Intel's 80 bit floating point implementation is a complication and at
some point we needed to think about it, but not as bad as it sounds.
In traditional IA-32, 32 bit single and 64 bit double precision are
widened to 80 bit double extended precision when they are loaded into
registers, and narrowed with rounding when they are stored. Normally
that works reasonably well. There are some cases where it doesn't:
1. First it can make it very difficult to get the same answers on IA-32
as on other architectures and to get the same answer on other
architectures as on IA-32.
2. It can also make it difficult to get the same answer when some
compilers optimize, or even when you change other nearby source
slightly, and especially when you switch compiler versions or vendors.
If the compiler runs out of registers it will "spill" one or more values
to memory and reload it/them or access it/them from memory later when
needed. There are several subproblems:
- The expressions spilled may vary depending on compiler options or the
compiler version or other code in the same function.
- IF the compiler spills to double precision or single precision
temporaries, spilling loses precision.
- The programmer can't predict which expressions will be spilled.
- The rounding done during spill will be whatever rounding mode is in
effect at that point (that's the way the hardware works), not
necessarily the rounding mode that should apply to that expression.
3. It can make it difficult to get the same answer when using SSE
operations like ADDPD (generated by some compilers for the built in
function "__m128d_mm_add_pd" and/or automatically). These instructions
operate on non-widened values - 4 32 bit single precision or 2 64 bit
double precision values in a vector register.

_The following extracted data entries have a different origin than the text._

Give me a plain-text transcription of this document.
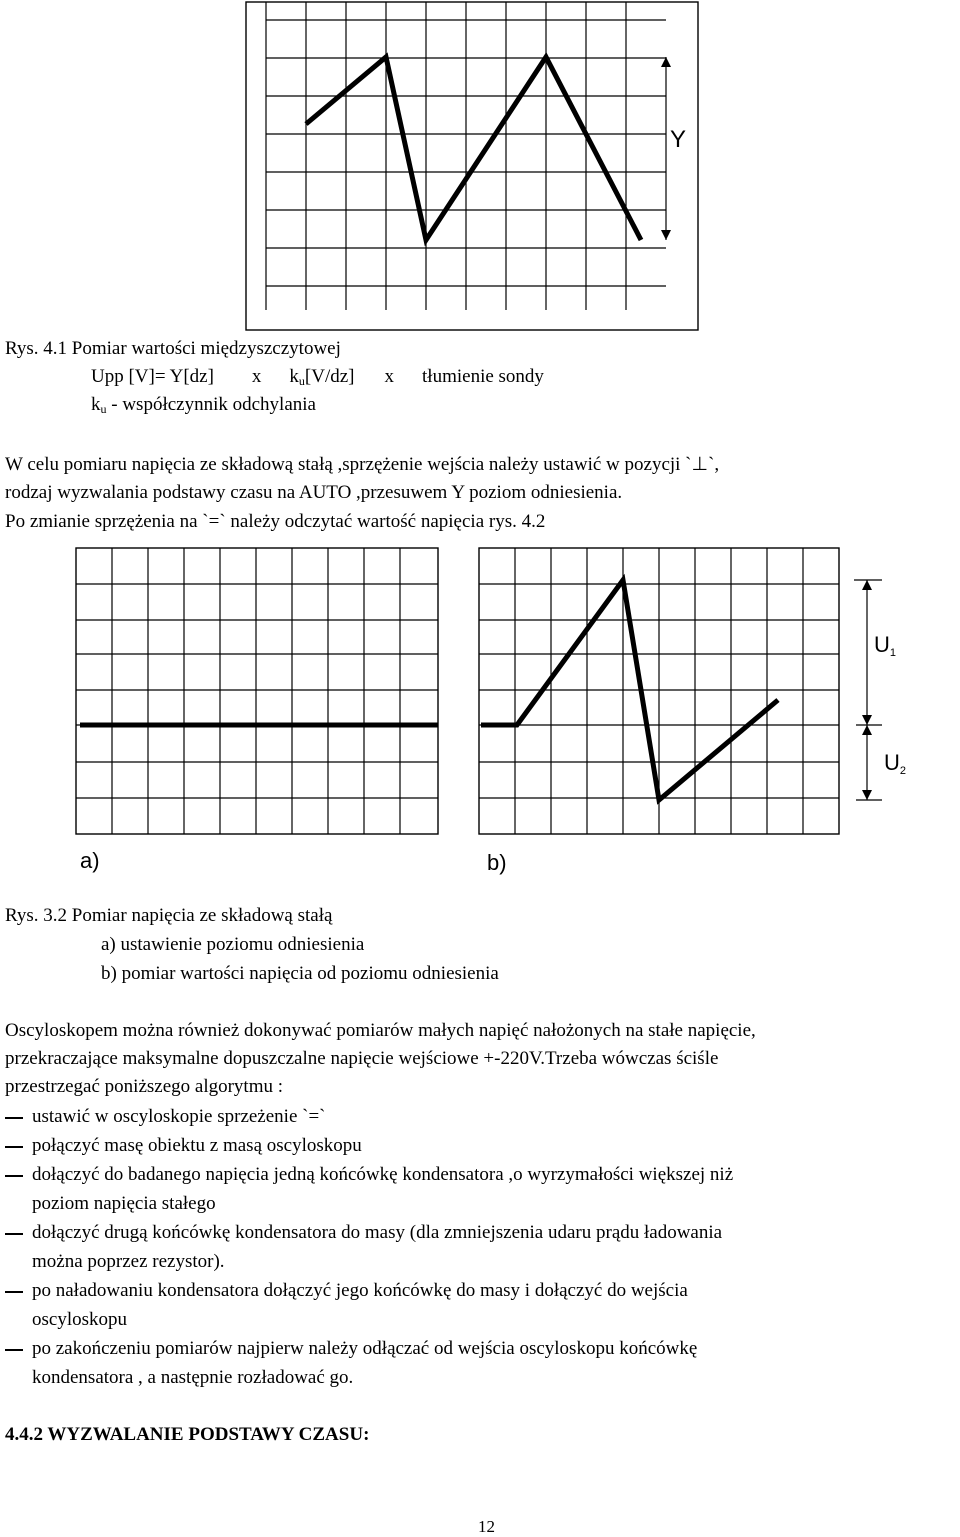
Y
Rys. 4.1 Pomiar wartości międzyszczytowej
Upp [V]= Y[dz] x $k_u[V/dz]$ x tłumienie sondy
$k_u$ - współczynnik odchylania
W celu pomiaru napięcia ze składową stałą ,sprzężenie wejścia należy ustawić w pozycji `⊥`,
rodzaj wyzwalania podstawy czasu na AUTO ,przesuwem Y poziom odniesienia.
Po zmianie sprzężenia na `=` należy odczytać wartość napięcia rys. 4.2
$U_1$
$U_2$
a)	b)
Rys. 3.2 Pomiar napięcia ze składową stałą
a) ustawienie poziomu odniesienia
b) pomiar wartości napięcia od poziomu odniesienia
Oscyloskopem można również dokonywać pomiarów małych napięć nałożonych na stałe napięcie,
przekraczające maksymalne dopuszczalne napięcie wejściowe +-220V.Trzeba wówczas ściśle
przestrzegać poniższego algorytmu :
ustawić w oscyloskopie sprzeżenie `=`
połączyć masę obiektu z masą oscyloskopu
dołączyć do badanego napięcia jedną końcówkę kondensatora ,o wyrzymałości większej niż
poziom napięcia stałego
dołączyć drugą końcówkę kondensatora do masy (dla zmniejszenia udaru prądu ładowania
można poprzez rezystor).
po naładowaniu kondensatora dołączyć jego końcówkę do masy i dołączyć do wejścia
oscyloskopu
po zakończeniu pomiarów najpierw należy odłączać od wejścia oscyloskopu końcówkę
kondensatora , a następnie rozładować go.
4.4.2 WYZWALANIE PODSTAWY CZASU:
12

One solution is that the compiler should always use 80 bit spills
(except for SSE), and BTW context switches always have to do that, but
programmers have some control too:
a. If you explicitly cast a value to "long double", it must be handled
as 80 bits. That generally would not affect performance, and it would
eliminate rounding surprises.
b. If you explicitly cast it to "double" between operations, the
expression must be narrowed at those points. That generally would hurt
performance noticeably, but it would both eliminate rounding surprises
and give portable results matching other architectures (ignoring library
differences, etc).
c. If you restrict yourself to newish CPUs with SSE and to newish
compilers that support SSE, you can do most operations on pairs of 64
bit values as long as they use the same rounding mode. That would
improve performance, and it would both eliminate rounding surprises and
give portable results matching other architectures (ignoring library
differences, etc).
So there are reasonable and practical solutions. The required
complications would be inside the subroutines and class functions
implementing Interval Arithmetic operations, not in the user code using
them, so it is a one time cost and can be done by people knowing what to
do and already using special functions to control the rounding mode. The
standard should mention that implementers must take care of this on
architectures where it matters, but that users would not be affected
unless they chose to use implementation options to give faster but only
approximately bounded answers.
Since those writing the implementation classes and modules can and must
control this, it isn't necessary to have IA types built into languages.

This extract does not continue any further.